Według śledczych obrażenia, jakich doznał pokrzywdzony, zagrażały jego życiu, a uratowała go „szybka i sprawna” pomoc medyczna. Sprawca - Krzysztof A. - został zatrzymany przez policję w sobotę we Wrocławiu. Prokurator przedstawił mu zarzut usiłowania zabójstwa i spowodowania ciężkiego uszczerbku na zdrowiu w warunkach recydywy. Podejrzany w przeszłości odbywał karę więzienia za podobne przestępstwo przeciwko życiu i zdrowiu.
Podejrzany przyznał się do popełnienia zarzucanego mu czynu i złożył wyjaśnienia – dla dobra sprawy śledczy nie ujawniają ich treści. Sąd przychylił się do wniosku prokuratora i aresztował mężczyznę na trzy miesiące.

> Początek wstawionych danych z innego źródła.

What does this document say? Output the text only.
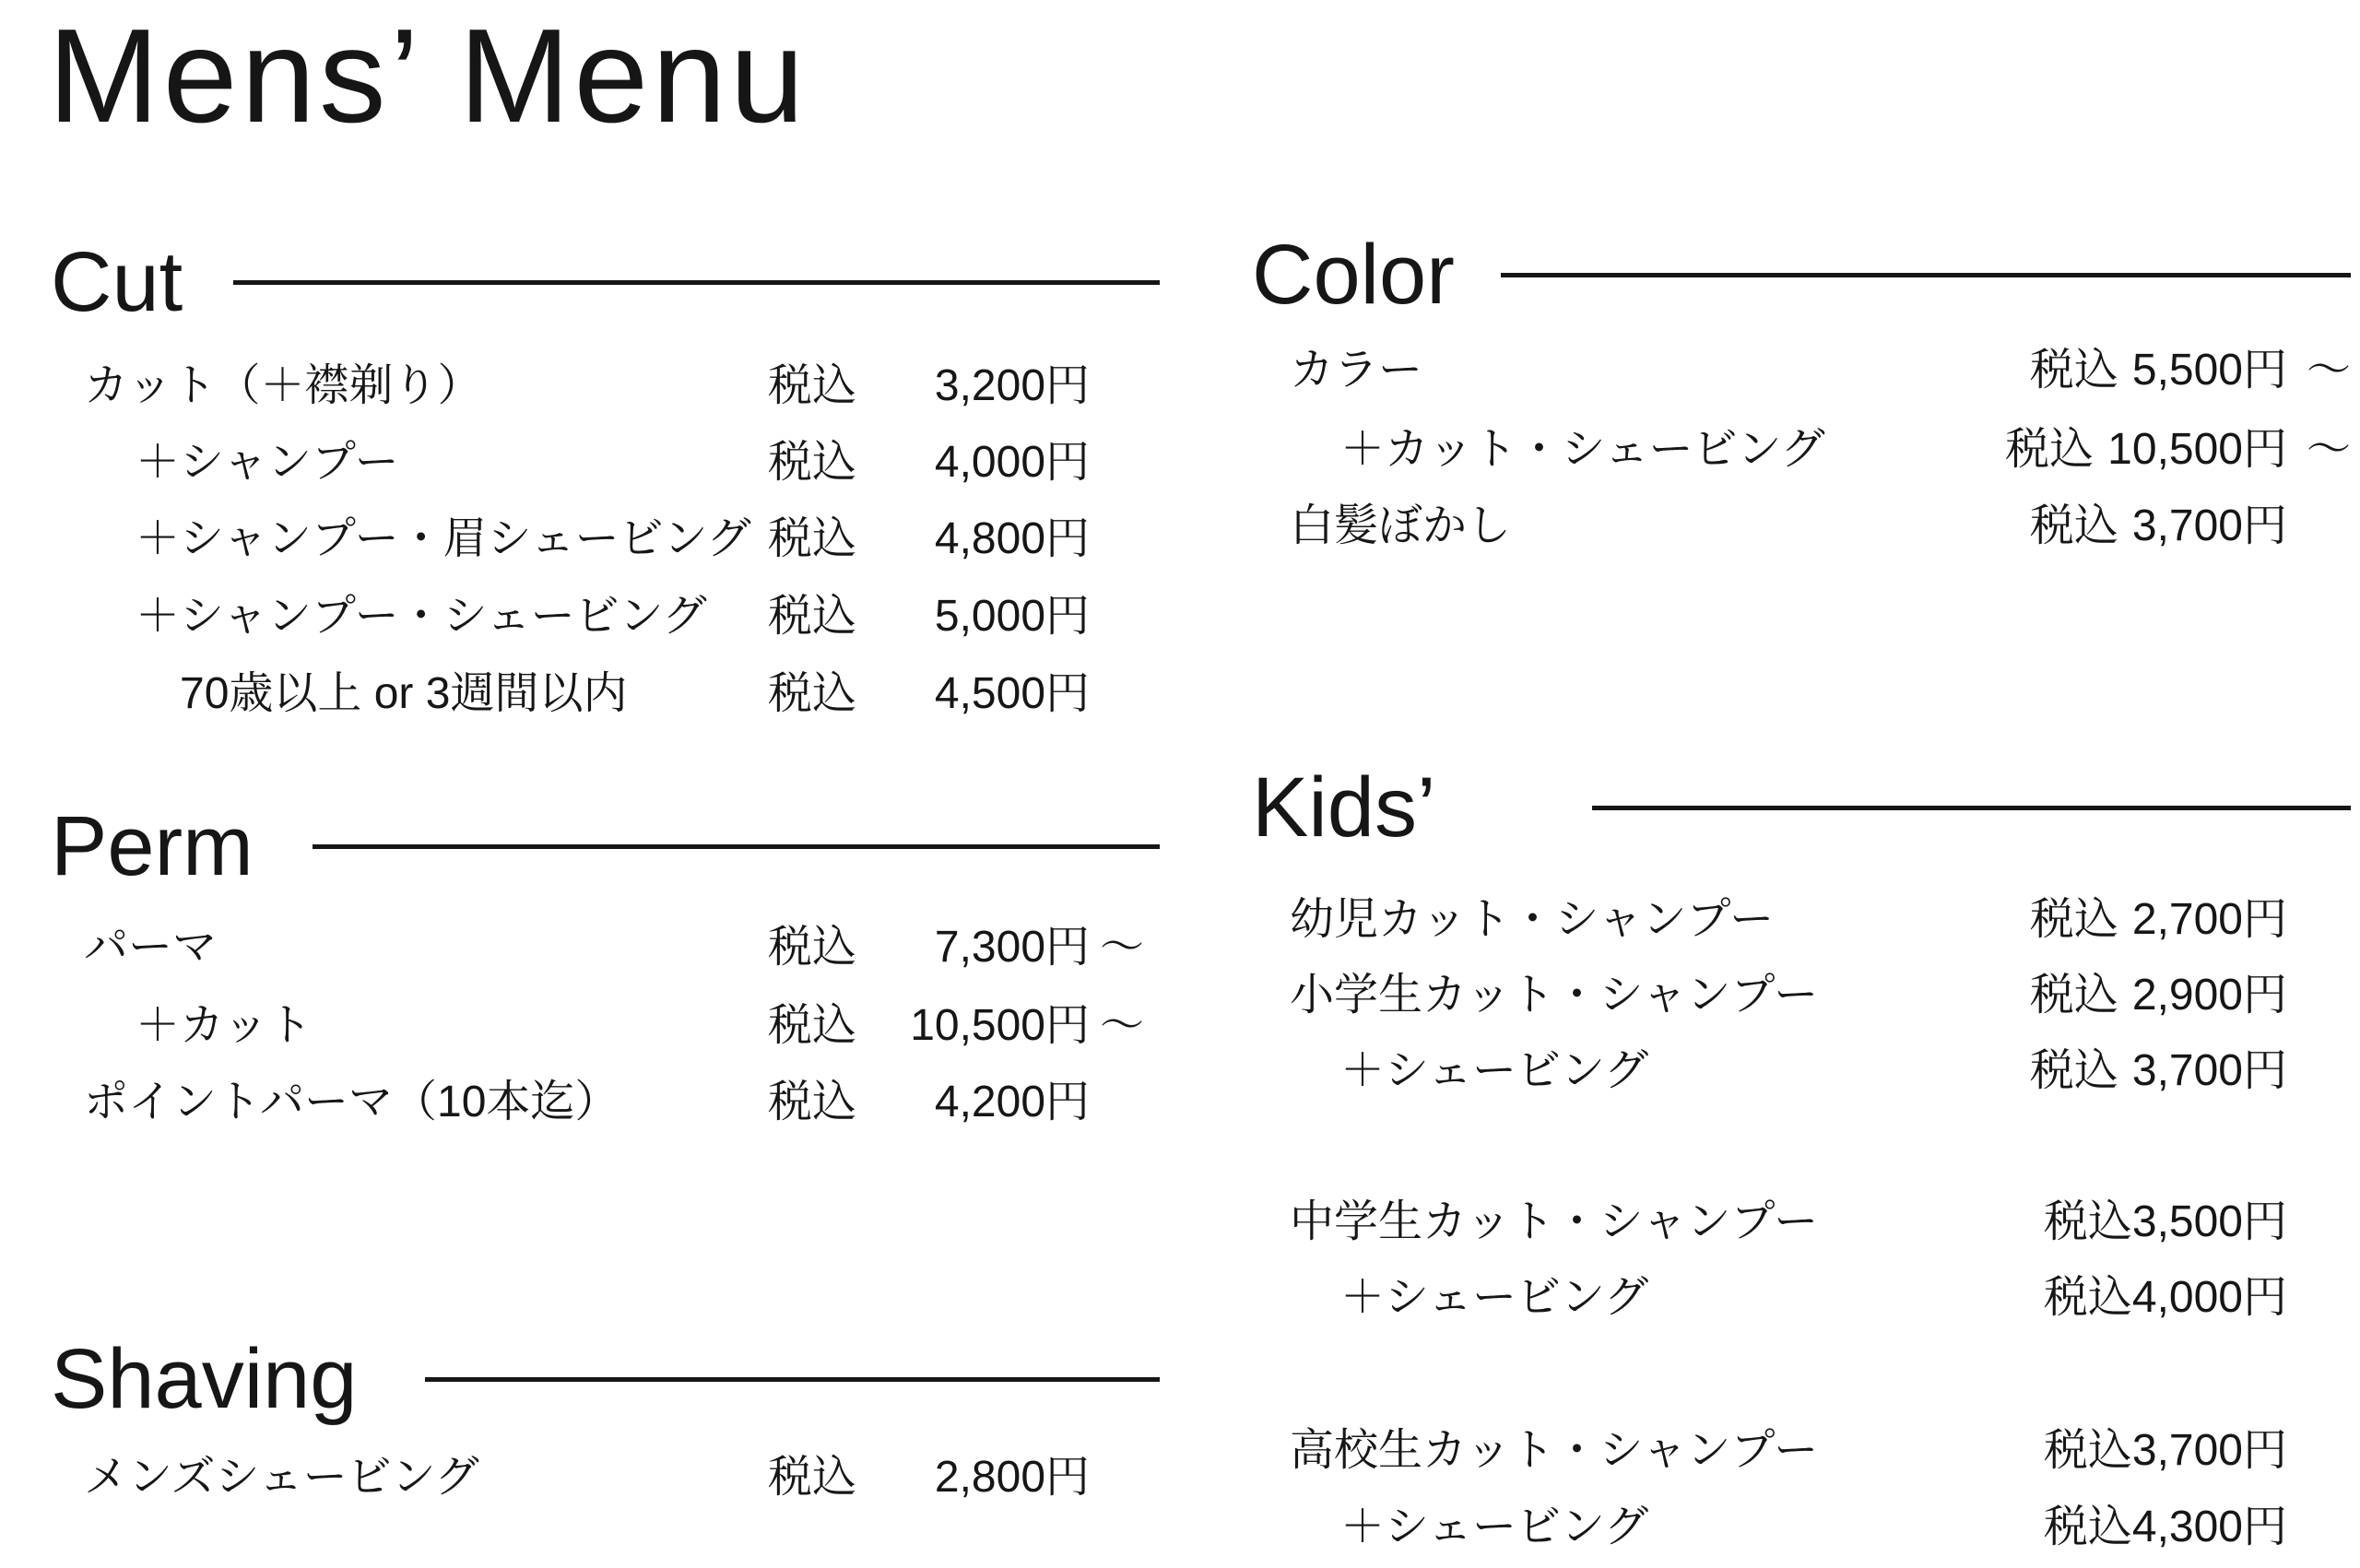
Mens’ Menu
Cut
カット（＋襟剃り）	税込	3,200円
＋シャンプー	税込	4,000円
＋シャンプー・眉シェービング 税込	4,800円
＋シャンプー・シェービング 税込	5,000円
70歳以上 or 3週間以内	税込	4,500円
Perm
パーマ	税込	7,300円 ～
＋カット	税込	10,500円 ～
ポイントパーマ（10本迄）	税込	4,200円
Shaving
メンズシェービング	税込	2,800円
Color
カラー	税込 5,500円 ～
＋カット・シェービング	税込 10,500円 ～
白髪ぼかし	税込 3,700円
Kids’
幼児カット・シャンプー	税込 2,700円
小学生カット・シャンプー	税込 2,900円
＋シェービング	税込 3,700円
中学生カット・シャンプー	税込 3,500円
＋シェービング	税込 4,000円
高校生カット・シャンプー	税込 3,700円
＋シェービング	税込 4,300円
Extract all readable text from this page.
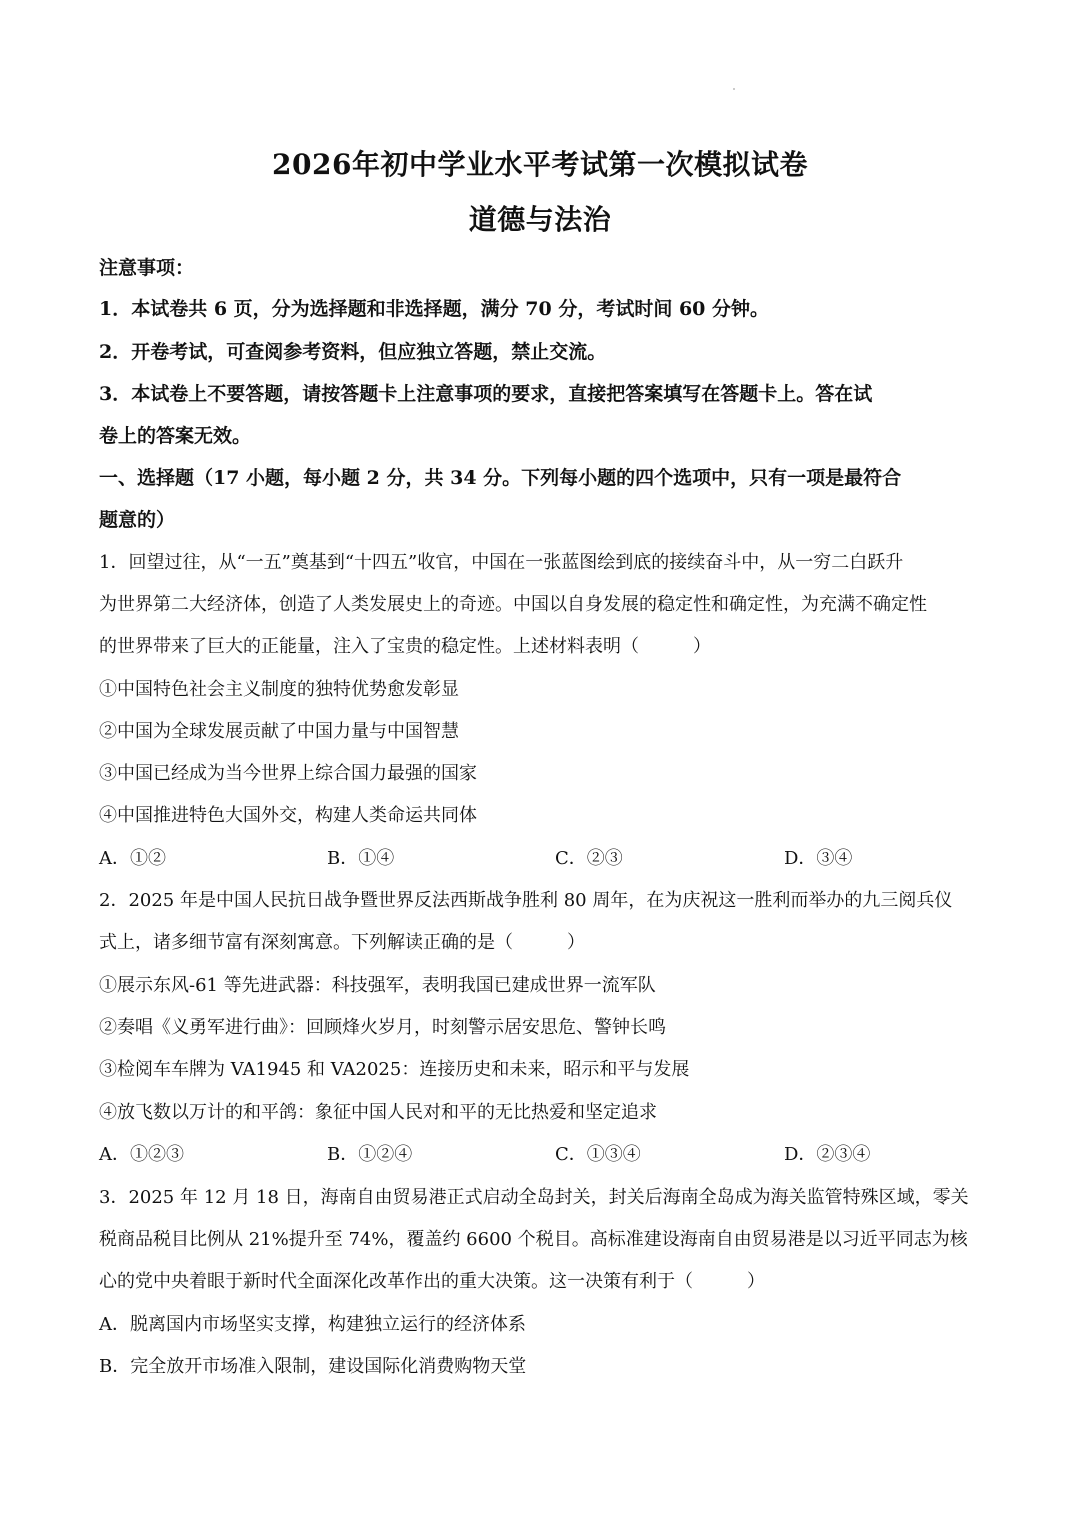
2026年初中学业水平考试第一次模拟试卷
道德与法治
注意事项：
1．本试卷共 6 页，分为选择题和非选择题，满分 70 分，考试时间 60 分钟。
2．开卷考试，可查阅参考资料，但应独立答题，禁止交流。
3．本试卷上不要答题，请按答题卡上注意事项的要求，直接把答案填写在答题卡上。答在试
卷上的答案无效。
一、选择题（17 小题，每小题 2 分，共 34 分。下列每小题的四个选项中，只有一项是最符合
题意的）
1．回望过往，从“一五”奠基到“十四五”收官，中国在一张蓝图绘到底的接续奋斗中，从一穷二白跃升
为世界第二大经济体，创造了人类发展史上的奇迹。中国以自身发展的稳定性和确定性，为充满不确定性
的世界带来了巨大的正能量，注入了宝贵的稳定性。上述材料表明（　　　）
①中国特色社会主义制度的独特优势愈发彰显
②中国为全球发展贡献了中国力量与中国智慧
③中国已经成为当今世界上综合国力最强的国家
④中国推进特色大国外交，构建人类命运共同体
A．①②	B．①④	C．②③	D．③④
2．2025 年是中国人民抗日战争暨世界反法西斯战争胜利 80 周年，在为庆祝这一胜利而举办的九三阅兵仪
式上，诸多细节富有深刻寓意。下列解读正确的是（　　　）
①展示东风-61 等先进武器：科技强军，表明我国已建成世界一流军队
②奏唱《义勇军进行曲》：回顾烽火岁月，时刻警示居安思危、警钟长鸣
③检阅车车牌为 VA1945 和 VA2025：连接历史和未来，昭示和平与发展
④放飞数以万计的和平鸽：象征中国人民对和平的无比热爱和坚定追求
A．①②③	B．①②④	C．①③④	D．②③④
3．2025 年 12 月 18 日，海南自由贸易港正式启动全岛封关，封关后海南全岛成为海关监管特殊区域，零关
税商品税目比例从 21%提升至 74%，覆盖约 6600 个税目。高标准建设海南自由贸易港是以习近平同志为核
心的党中央着眼于新时代全面深化改革作出的重大决策。这一决策有利于（　　　）
A．脱离国内市场坚实支撑，构建独立运行的经济体系
B．完全放开市场准入限制，建设国际化消费购物天堂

Z informacji przekazanych wcześniej przez świętokrzyską policję wynika, że podejrzany to 36-latek, a pokrzywdzony 33-latek. Sprzeczka, w jaką zaangażował się Krzysztof A., rozpoczęła się późnym wieczorem w miejskim autobusie. Mężczyzna w grudniu ub.r. opuścił więzienie, gdzie odsiadywał 15 lat za zabójstwo.
Czyn zarzucany podejrzanemu zagrożony jest karą dożywocia.